The suspected shooter from the deadly mass shooting in northern Illinois this week managed to purchase a total of five firearms, despite having a history of apparent mental illness and making violent threats, raising questions regarding the effectiveness of the state’s so-called “red flag” law.

Local officials revealed Tuesday that the suspect arrested in connection with the July Fourth massacre, which left seven dead in the Chicago suburb of Highland Park, had passed four mandatory background checks for purchases of five guns – including the weapon used in Monday’s deadly shooting rampage.

All four background checks were conducted after multiple incidents which raised questions regarding the suspect’s mental health.

The suspected gunman, 21-year-old rapper Robert “Bobby” Eugene Crimo III, purchased the five guns in four separate instances in 2020 and 2021.

A year before his first gun purchase, however, in April 2019, Crimo attempted to commit suicide, prompting an emergency call to 911.

In September of that year, police were called after Crimo threated to “kill everyone” in his family, Sergeant Chris Covelli of the Lake County Sheriff's Office revealed Tuesday.

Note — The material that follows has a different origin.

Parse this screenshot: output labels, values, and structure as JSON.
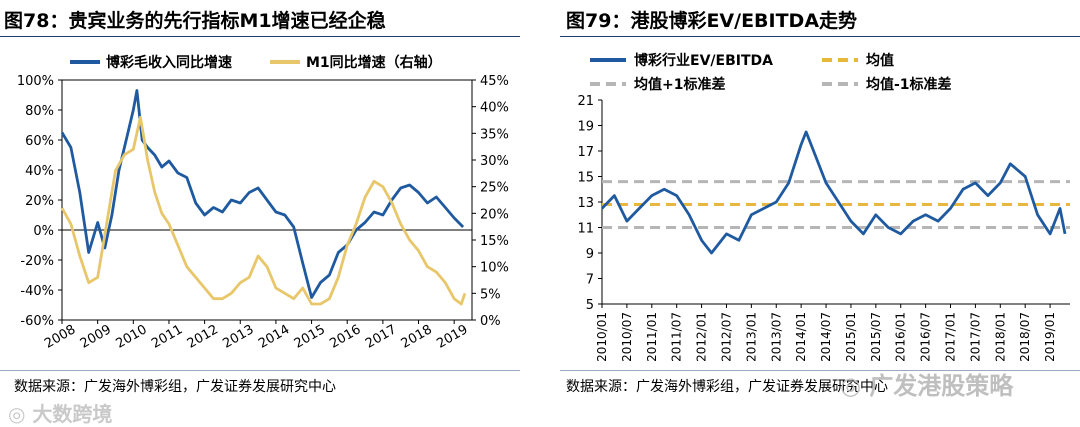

Following the death threat, local police confiscated 16 knives, a sword, and a dagger owned by Crimo. After his father told police the weapons were his – despite being stored in his son’s room – authorities returned the knife collection.

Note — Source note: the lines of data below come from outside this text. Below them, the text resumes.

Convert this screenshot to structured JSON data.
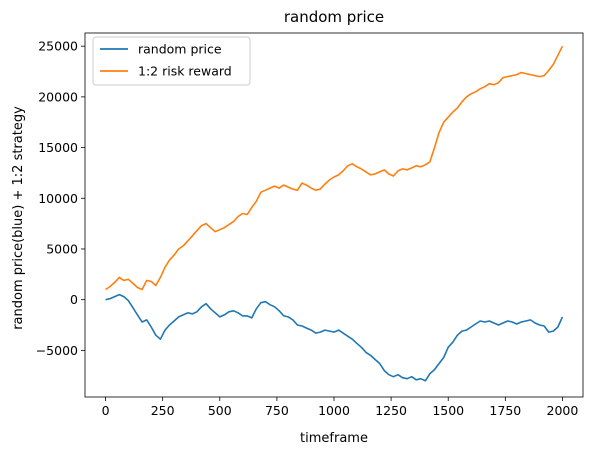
{
  "chart_data": {
    "type": "line",
    "title": "random price",
    "xlabel": "timeframe",
    "ylabel": "random price(blue) + 1:2 strategy",
    "xlim": [
      -90,
      2090
    ],
    "ylim": [
      -9600,
      26300
    ],
    "xticks": [
      0,
      250,
      500,
      750,
      1000,
      1250,
      1500,
      1750,
      2000
    ],
    "yticks": [
      -5000,
      0,
      5000,
      10000,
      15000,
      20000,
      25000
    ],
    "xtick_labels": [
      "0",
      "250",
      "500",
      "750",
      "1000",
      "1250",
      "1500",
      "1750",
      "2000"
    ],
    "ytick_labels": [
      "−5000",
      "0",
      "5000",
      "10000",
      "15000",
      "20000",
      "25000"
    ],
    "grid": false,
    "legend_position": "top-left",
    "series": [
      {
        "name": "random price",
        "color": "#1f77b4",
        "x": [
          0,
          20,
          40,
          60,
          80,
          100,
          120,
          140,
          160,
          180,
          200,
          220,
          240,
          260,
          280,
          300,
          320,
          340,
          360,
          380,
          400,
          420,
          440,
          460,
          480,
          500,
          520,
          540,
          560,
          580,
          600,
          620,
          640,
          660,
          680,
          700,
          720,
          740,
          760,
          780,
          800,
          820,
          840,
          860,
          880,
          900,
          920,
          940,
          960,
          980,
          1000,
          1020,
          1040,
          1060,
          1080,
          1100,
          1120,
          1140,
          1160,
          1180,
          1200,
          1220,
          1240,
          1260,
          1280,
          1300,
          1320,
          1340,
          1360,
          1380,
          1400,
          1420,
          1440,
          1460,
          1480,
          1500,
          1520,
          1540,
          1560,
          1580,
          1600,
          1620,
          1640,
          1660,
          1680,
          1700,
          1720,
          1740,
          1760,
          1780,
          1800,
          1820,
          1840,
          1860,
          1880,
          1900,
          1920,
          1940,
          1960,
          1980,
          2000
        ],
        "y": [
          0,
          100,
          300,
          500,
          300,
          -100,
          -800,
          -1500,
          -2200,
          -2000,
          -2700,
          -3500,
          -3900,
          -3000,
          -2500,
          -2100,
          -1700,
          -1500,
          -1300,
          -1400,
          -1200,
          -700,
          -400,
          -900,
          -1300,
          -1700,
          -1500,
          -1200,
          -1100,
          -1300,
          -1600,
          -1600,
          -1800,
          -900,
          -300,
          -200,
          -500,
          -700,
          -1100,
          -1600,
          -1700,
          -2000,
          -2500,
          -2600,
          -2800,
          -3000,
          -3300,
          -3200,
          -3000,
          -3100,
          -3200,
          -3000,
          -3300,
          -3600,
          -3900,
          -4300,
          -4700,
          -5200,
          -5500,
          -5900,
          -6300,
          -7000,
          -7400,
          -7600,
          -7400,
          -7700,
          -7800,
          -7600,
          -7900,
          -7800,
          -8000,
          -7300,
          -6900,
          -6300,
          -5700,
          -4700,
          -4200,
          -3500,
          -3100,
          -3000,
          -2700,
          -2400,
          -2100,
          -2200,
          -2100,
          -2300,
          -2500,
          -2300,
          -2100,
          -2200,
          -2400,
          -2200,
          -2100,
          -2000,
          -2300,
          -2500,
          -2600,
          -3200,
          -3100,
          -2700,
          -1700
        ]
      },
      {
        "name": "1:2 risk reward",
        "color": "#ff7f0e",
        "x": [
          0,
          20,
          40,
          60,
          80,
          100,
          120,
          140,
          160,
          180,
          200,
          220,
          240,
          260,
          280,
          300,
          320,
          340,
          360,
          380,
          400,
          420,
          440,
          460,
          480,
          500,
          520,
          540,
          560,
          580,
          600,
          620,
          640,
          660,
          680,
          700,
          720,
          740,
          760,
          780,
          800,
          820,
          840,
          860,
          880,
          900,
          920,
          940,
          960,
          980,
          1000,
          1020,
          1040,
          1060,
          1080,
          1100,
          1120,
          1140,
          1160,
          1180,
          1200,
          1220,
          1240,
          1260,
          1280,
          1300,
          1320,
          1340,
          1360,
          1380,
          1400,
          1420,
          1440,
          1460,
          1480,
          1500,
          1520,
          1540,
          1560,
          1580,
          1600,
          1620,
          1640,
          1660,
          1680,
          1700,
          1720,
          1740,
          1760,
          1780,
          1800,
          1820,
          1840,
          1860,
          1880,
          1900,
          1920,
          1940,
          1960,
          1980,
          2000
        ],
        "y": [
          1000,
          1300,
          1700,
          2200,
          1900,
          2000,
          1600,
          1200,
          1000,
          1900,
          1800,
          1400,
          2200,
          3200,
          3900,
          4400,
          5000,
          5300,
          5800,
          6300,
          6800,
          7300,
          7500,
          7100,
          6700,
          6900,
          7100,
          7400,
          7700,
          8200,
          8500,
          8400,
          9100,
          9700,
          10600,
          10800,
          11000,
          11200,
          11000,
          11300,
          11100,
          10900,
          10800,
          11500,
          11300,
          11000,
          10800,
          10900,
          11400,
          11800,
          12100,
          12300,
          12700,
          13200,
          13400,
          13100,
          12900,
          12600,
          12300,
          12400,
          12600,
          12800,
          12400,
          12200,
          12700,
          12900,
          12800,
          13000,
          13200,
          13100,
          13300,
          13600,
          15000,
          16500,
          17500,
          18000,
          18500,
          18900,
          19500,
          20000,
          20300,
          20500,
          20800,
          21000,
          21300,
          21200,
          21400,
          21900,
          22000,
          22100,
          22200,
          22400,
          22300,
          22200,
          22100,
          22000,
          22100,
          22600,
          23200,
          24100,
          25000
        ]
      }
    ]
  }
}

"There were no complaints that were signed by any of the victims," Covelli said, and Crimo was not taken into custody in connection with the threat. Crimo’s only criminal offense listed in his record was unlawful possession of tobacco, filed when he was a minor in 2016.

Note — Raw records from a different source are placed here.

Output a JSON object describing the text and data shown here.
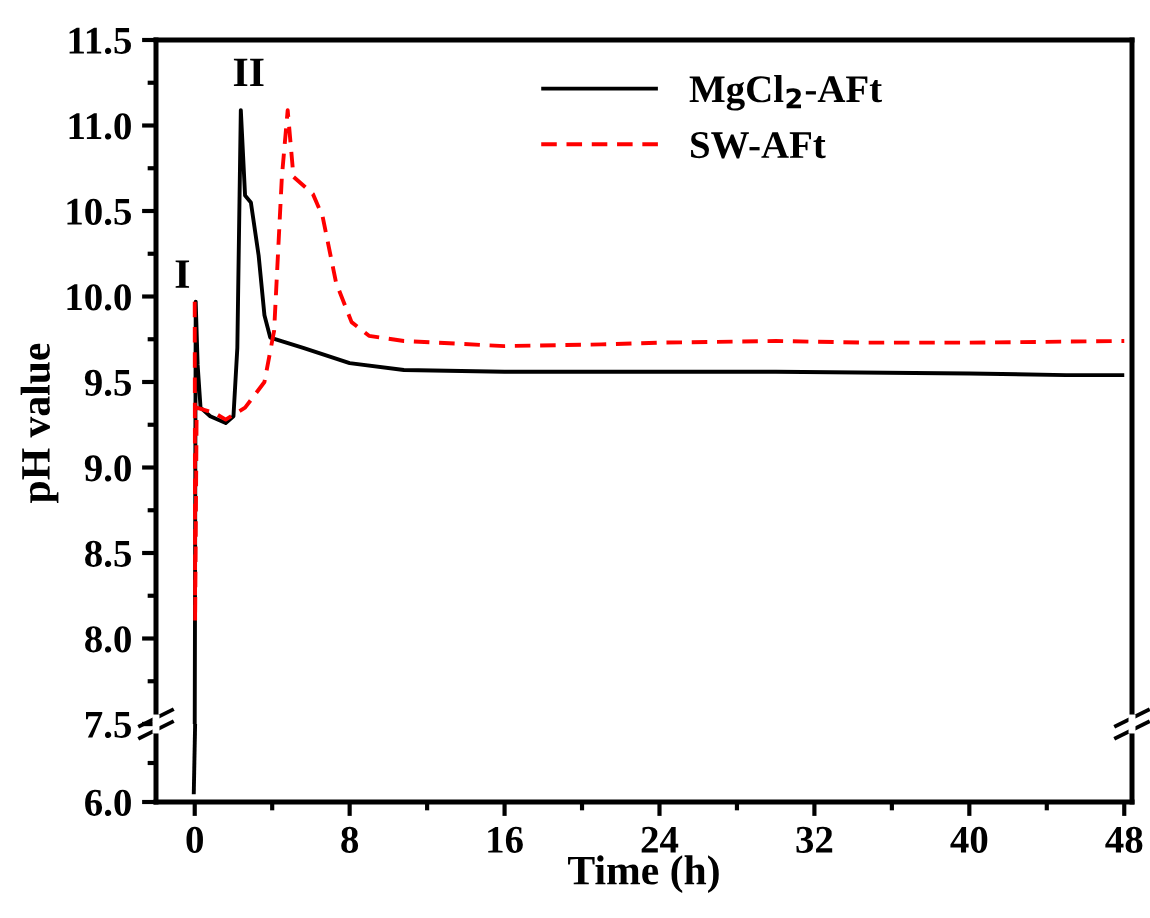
{
  "chart_data": [
    {
      "type": "line",
      "ylabel": "pH value",
      "xlim": [
        -2,
        48.4
      ],
      "xticks": [
        0,
        8,
        16,
        24,
        32,
        40,
        48
      ],
      "ylim": [
        7.5,
        11.5
      ],
      "yticks": [
        {
          "value": 7.5,
          "label": null
        },
        {
          "value": 8.0,
          "label": "8.0"
        },
        8.5,
        {
          "value": 9.0,
          "label": "9.0"
        },
        9.5,
        {
          "value": 10.0,
          "label": "10.0"
        },
        10.5,
        {
          "value": 11.0,
          "label": "11.0"
        },
        11.5
      ],
      "tick_labels": "y",
      "legend": "top right",
      "annotations": [
        "I",
        "II"
      ],
      "series": [
        {
          "name": "MgCl$_{2}$-AFt",
          "color": "#000000",
          "line_style": "solid",
          "x": [
            0,
            0.05,
            0.15,
            0.3,
            0.8,
            1.6,
            2.0,
            2.2,
            2.38,
            2.6,
            2.9,
            3.3,
            3.6,
            3.9,
            5.6,
            8,
            10.8,
            16,
            21,
            30,
            40,
            45,
            48
          ],
          "values": [
            7.5,
            9.97,
            9.6,
            9.35,
            9.3,
            9.26,
            9.3,
            9.7,
            11.09,
            10.59,
            10.55,
            10.24,
            9.89,
            9.76,
            9.7,
            9.61,
            9.57,
            9.56,
            9.56,
            9.56,
            9.55,
            9.54,
            9.54
          ]
        },
        {
          "name": "SW-AFt",
          "color": "#ff0000",
          "line_style": "dashed",
          "x": [
            0,
            0.02,
            0.1,
            1.0,
            1.6,
            2.6,
            3.6,
            4.1,
            4.5,
            4.8,
            5.1,
            6.1,
            6.6,
            7.3,
            8.1,
            9,
            10.8,
            16,
            21,
            24,
            30,
            34.7,
            40,
            48
          ],
          "values": [
            9.97,
            8.1,
            9.35,
            9.32,
            9.28,
            9.35,
            9.5,
            9.8,
            10.7,
            11.09,
            10.7,
            10.6,
            10.47,
            10.08,
            9.85,
            9.77,
            9.74,
            9.71,
            9.72,
            9.73,
            9.74,
            9.73,
            9.73,
            9.74
          ]
        }
      ]
    },
    {
      "type": "line",
      "xlabel": "Time (h)",
      "xlim": [
        -2,
        48.4
      ],
      "xticks": [
        0,
        8,
        16,
        24,
        32,
        40,
        48
      ],
      "ylim": [
        6.0,
        7.5
      ],
      "yticks": [
        {
          "value": 6.0,
          "label": "6.0"
        },
        7.5
      ],
      "series": [
        {
          "color": "#000000",
          "line_style": "solid",
          "x": [
            -0.05,
            0.02
          ],
          "values": [
            6.15,
            7.5
          ]
        }
      ]
    }
  ]
}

However, Highland Park police did tell Illinois State Police after the September 2019 incident that they believed Crimo posed a “clear and present danger”, state police acknowledged Tuesday.

Despite Illinois having a “red flag” law – aimed at barring weapons purchases by individuals with histories of violence or mental illness – on the books since January 2019, state police claimed that since Crimo had not been issued a gun owner’s identification card at the time of the two incidents, the matter was dropped.

State police added that without formal criminal complaints or warnings regarding his mental health filed by those who knew Crimo directly or by healthcare providers, the agency was unable to “take additional action”.

In 2020, Crimo applied for a gun owner’s identification card, with his father’s backing, and passed the first of four background checks he would undergo during his weapon purchases.

While local police had notified state authorities that Crimo constituted a “clear and present danger,” the state’s red flag law was not used to bar Crimo either from obtaining a gun owner’s ID, or from passing any of the four background checks.

Authorities have yet to disclose the specific type of rifle used by Crimo during Monday’s attack, saying only it was a “similar to an AR-15”, and that Crimo had a second rifle in his car.

Crimo shot more than 70 rounds at the July Fourth Parade in his hometown of Highland Park, killing five people and wounded dozens. Two more victims wounded in the attack later succumbed to their wounds, raising the death toll to seven.

Prosecutors charged Crimo with seven counts of first degree murder Tuesday.

Should Crimo be convicted, he faces a mandatory life sentence.

A day after the deadly shooting, Bennett Brizes, who claimed to have been a friend of and former collaborator with Crimo in his music career, took to Twitter denying that the alleged gunman was driven by either far-right or far-left ideology, but was instead affected by years of drug abuse.

"He’s not antifa, he’s not some maga overlord," Brizes wrote. "He was an isolated stoner who completely lost touch with reality."

"He was never a white nationalist. And he was never a leftist."